As everybody but me already knew, children come to understand opposites not by way of conceptual explanation but by the accumulation of examples. So my daughter can now pair the classic oppositions along with the best of us. Meanwhile, my ability to pair oppositions is deteriorating. Are happy and sad really opposites? What about brokenness and wholeness? Doesn’t true wholeness include brokenness? What is the opposite of anger? The working title of my (recently completed) poetry manuscript for years was a rip off of Tad Hills. The Book of Opposites.
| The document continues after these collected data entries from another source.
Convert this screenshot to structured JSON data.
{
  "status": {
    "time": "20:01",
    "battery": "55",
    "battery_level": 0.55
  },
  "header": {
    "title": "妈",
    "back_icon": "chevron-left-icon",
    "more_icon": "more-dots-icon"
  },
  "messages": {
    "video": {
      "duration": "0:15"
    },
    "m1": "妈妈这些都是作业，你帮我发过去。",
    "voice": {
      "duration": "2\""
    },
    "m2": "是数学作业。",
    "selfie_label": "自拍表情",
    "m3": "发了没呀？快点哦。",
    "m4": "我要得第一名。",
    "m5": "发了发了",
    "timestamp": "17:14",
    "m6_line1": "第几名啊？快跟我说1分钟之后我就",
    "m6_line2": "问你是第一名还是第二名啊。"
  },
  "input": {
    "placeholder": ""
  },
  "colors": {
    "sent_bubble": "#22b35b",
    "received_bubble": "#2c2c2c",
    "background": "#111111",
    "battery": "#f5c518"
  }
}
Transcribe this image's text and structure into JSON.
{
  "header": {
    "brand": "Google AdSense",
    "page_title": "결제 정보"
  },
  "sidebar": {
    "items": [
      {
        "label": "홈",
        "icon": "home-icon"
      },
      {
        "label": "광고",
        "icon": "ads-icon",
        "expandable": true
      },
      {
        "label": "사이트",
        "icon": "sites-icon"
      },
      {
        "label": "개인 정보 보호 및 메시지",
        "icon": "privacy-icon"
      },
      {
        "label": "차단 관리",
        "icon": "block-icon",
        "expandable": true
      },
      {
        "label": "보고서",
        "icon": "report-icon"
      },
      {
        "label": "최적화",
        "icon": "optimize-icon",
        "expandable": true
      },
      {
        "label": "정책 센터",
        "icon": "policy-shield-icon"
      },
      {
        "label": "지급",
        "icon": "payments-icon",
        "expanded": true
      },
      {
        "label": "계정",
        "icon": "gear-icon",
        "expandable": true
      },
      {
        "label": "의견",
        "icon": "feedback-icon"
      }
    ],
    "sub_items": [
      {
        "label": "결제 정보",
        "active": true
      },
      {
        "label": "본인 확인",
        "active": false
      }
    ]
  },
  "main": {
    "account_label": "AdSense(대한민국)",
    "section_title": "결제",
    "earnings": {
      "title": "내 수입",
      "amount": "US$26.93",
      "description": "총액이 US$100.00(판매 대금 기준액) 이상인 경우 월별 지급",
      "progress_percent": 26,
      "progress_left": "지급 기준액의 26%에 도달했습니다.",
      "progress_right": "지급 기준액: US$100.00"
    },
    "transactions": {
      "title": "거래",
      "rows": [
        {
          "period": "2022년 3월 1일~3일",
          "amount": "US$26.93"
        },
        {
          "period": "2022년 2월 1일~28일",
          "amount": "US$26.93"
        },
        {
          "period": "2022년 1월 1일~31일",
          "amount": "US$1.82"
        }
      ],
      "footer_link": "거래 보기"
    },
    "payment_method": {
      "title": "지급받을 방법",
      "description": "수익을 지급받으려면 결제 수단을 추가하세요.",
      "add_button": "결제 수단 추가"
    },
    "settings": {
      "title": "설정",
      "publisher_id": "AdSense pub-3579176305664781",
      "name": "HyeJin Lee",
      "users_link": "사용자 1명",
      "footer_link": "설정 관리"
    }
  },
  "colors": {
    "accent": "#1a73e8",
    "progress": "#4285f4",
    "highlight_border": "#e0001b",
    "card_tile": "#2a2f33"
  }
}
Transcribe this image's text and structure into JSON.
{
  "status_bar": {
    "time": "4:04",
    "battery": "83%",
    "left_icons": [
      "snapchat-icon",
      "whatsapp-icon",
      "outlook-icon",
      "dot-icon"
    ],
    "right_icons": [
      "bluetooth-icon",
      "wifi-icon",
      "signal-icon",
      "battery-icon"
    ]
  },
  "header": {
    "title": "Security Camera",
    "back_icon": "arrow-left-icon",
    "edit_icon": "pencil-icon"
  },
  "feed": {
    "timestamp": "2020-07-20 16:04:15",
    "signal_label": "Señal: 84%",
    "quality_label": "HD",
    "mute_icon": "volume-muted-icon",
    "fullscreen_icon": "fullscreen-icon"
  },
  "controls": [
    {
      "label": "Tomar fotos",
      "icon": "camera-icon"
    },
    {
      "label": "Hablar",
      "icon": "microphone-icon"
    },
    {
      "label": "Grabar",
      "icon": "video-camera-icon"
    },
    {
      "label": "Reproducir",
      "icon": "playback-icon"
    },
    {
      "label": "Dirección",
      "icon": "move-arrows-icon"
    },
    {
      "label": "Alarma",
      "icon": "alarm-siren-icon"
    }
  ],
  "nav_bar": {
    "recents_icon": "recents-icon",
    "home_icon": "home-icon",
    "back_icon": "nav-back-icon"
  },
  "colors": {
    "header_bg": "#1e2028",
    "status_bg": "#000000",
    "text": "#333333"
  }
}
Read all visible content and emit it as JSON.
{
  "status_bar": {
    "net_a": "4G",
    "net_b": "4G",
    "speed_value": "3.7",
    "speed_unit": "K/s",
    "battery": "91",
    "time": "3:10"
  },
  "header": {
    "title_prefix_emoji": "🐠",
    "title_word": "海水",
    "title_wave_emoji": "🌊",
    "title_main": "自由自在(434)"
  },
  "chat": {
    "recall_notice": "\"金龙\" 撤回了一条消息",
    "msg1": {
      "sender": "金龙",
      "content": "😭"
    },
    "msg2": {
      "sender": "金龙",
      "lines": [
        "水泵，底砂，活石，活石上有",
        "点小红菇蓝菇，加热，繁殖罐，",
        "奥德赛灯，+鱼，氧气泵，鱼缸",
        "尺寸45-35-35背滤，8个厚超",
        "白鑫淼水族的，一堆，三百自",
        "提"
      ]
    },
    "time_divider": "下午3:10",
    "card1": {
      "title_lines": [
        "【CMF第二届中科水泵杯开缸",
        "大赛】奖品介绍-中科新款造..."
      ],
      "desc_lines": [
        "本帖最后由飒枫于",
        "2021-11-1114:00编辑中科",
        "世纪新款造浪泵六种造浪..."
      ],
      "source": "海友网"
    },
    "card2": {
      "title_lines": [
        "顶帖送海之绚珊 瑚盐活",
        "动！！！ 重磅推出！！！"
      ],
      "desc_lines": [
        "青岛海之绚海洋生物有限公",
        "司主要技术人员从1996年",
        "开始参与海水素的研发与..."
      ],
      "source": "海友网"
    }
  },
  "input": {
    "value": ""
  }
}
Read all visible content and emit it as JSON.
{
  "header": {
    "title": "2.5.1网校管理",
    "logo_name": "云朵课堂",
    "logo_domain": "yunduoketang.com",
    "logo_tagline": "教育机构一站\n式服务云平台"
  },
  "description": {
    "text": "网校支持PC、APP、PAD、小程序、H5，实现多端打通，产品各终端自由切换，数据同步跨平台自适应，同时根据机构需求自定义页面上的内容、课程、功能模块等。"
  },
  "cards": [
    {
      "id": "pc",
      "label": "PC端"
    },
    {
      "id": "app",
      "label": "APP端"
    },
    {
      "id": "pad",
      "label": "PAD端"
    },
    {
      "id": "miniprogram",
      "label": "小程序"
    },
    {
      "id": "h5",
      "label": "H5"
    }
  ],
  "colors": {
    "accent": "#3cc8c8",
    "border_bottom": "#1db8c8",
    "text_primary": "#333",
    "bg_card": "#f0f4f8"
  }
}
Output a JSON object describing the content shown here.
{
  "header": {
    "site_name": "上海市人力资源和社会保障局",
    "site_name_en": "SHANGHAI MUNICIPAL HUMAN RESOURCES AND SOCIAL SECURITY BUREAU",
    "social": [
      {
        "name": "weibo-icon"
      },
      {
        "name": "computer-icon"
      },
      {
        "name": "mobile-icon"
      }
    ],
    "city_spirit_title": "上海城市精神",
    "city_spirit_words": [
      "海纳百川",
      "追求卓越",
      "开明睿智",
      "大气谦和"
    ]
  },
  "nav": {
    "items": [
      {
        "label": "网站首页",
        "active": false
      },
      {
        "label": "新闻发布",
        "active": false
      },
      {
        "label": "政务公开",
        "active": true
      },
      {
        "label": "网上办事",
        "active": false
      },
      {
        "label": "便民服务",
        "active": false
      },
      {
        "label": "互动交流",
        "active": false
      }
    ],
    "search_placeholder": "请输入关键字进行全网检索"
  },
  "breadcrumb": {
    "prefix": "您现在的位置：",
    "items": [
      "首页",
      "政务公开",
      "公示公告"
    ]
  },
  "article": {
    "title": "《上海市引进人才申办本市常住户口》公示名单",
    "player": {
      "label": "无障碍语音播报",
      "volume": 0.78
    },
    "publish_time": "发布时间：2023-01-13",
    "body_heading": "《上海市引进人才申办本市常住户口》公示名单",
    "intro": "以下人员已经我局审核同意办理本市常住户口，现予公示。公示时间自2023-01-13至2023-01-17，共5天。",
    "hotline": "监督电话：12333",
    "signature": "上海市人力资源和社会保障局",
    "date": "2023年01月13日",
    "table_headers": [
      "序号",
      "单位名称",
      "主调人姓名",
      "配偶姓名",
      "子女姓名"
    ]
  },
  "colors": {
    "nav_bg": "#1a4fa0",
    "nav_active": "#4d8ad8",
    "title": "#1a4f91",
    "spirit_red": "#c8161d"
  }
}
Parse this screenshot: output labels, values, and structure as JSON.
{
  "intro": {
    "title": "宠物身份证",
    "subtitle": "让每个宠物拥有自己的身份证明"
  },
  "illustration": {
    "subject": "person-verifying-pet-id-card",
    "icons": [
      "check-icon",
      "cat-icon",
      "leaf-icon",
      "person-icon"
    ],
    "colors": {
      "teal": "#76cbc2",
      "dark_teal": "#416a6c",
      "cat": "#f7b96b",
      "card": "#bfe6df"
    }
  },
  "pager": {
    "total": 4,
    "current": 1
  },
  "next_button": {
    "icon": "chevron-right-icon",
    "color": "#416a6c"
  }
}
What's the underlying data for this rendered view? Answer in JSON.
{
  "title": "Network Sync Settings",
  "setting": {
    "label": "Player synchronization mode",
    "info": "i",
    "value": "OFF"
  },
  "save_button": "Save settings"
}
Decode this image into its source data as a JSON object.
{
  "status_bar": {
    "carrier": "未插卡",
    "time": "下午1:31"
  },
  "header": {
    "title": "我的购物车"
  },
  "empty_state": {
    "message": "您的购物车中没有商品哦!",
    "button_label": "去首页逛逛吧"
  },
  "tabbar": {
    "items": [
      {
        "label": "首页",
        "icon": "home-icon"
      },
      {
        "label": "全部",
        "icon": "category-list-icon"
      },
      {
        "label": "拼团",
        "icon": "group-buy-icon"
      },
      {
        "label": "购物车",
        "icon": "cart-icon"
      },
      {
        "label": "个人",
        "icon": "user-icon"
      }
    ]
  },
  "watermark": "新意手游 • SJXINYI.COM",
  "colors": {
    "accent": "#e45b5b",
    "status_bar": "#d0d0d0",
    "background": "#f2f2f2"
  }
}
An interrogation of thresholds.
I suppose at the root of my thinking about love and opposites all these years is the implicit claim made by John the Apostle in the verse quoted above: that the opposite of love is not hate, but fear. I’ve been tuning in, more, to the way that fear displaces the generosity of love–particularly the kind of fear that comes up as a self-protective reaction between individuals. I’ve been trying to learn what it means to live in love instead of in fear. I think it has something to do with the lilies I sat beside in a community garden a few weeks ago, the way they didn’t change their posture at all when the hard, sudden rain began to fall. Even though, had I stayed long enough, I’m sure I would have seen that rain tear some of their petals from them. Love, I think, has something to do with being that open: alive, tender, defenseless.
Beautiful–now!–like lilies–and not for long. Seeing everything in this way. As my sister often reminds me, quoting Jeff Foster, “Loss has already transfigured your life into an altar.”
To be like the lilies sometimes, unafraid of being open, even though the hard rains will fall. I aspire to this. I think this is love. I think this is a way of being with each other. I think this is a way, even when all the other ways have vanished, of going home.
To live in love that has no fear in it. An impossibility, like peace, but one worth heading toward and navigating according to, anyway–as Aung San Suu Kyi has said of peace–like a star in the night sky. Not to make one’s home merely by being “in love,” infatuated (you don’t need to be an etymologist to spy the fatuousness at the root of that word). But, instead, no matter where we are–in love or out of it–to make the effort to learn what a more robust love might be, as a habitat.
Not an Eden. Not a place without predation (and hence–sometimes–legitimate fear), but habitat nevertheless. A place with nourishment, a way of being there that supports flourishing. Not a place, only, of peace and pleasure–as Khalil Gibran says, in the quote above, with aphoristic clarity.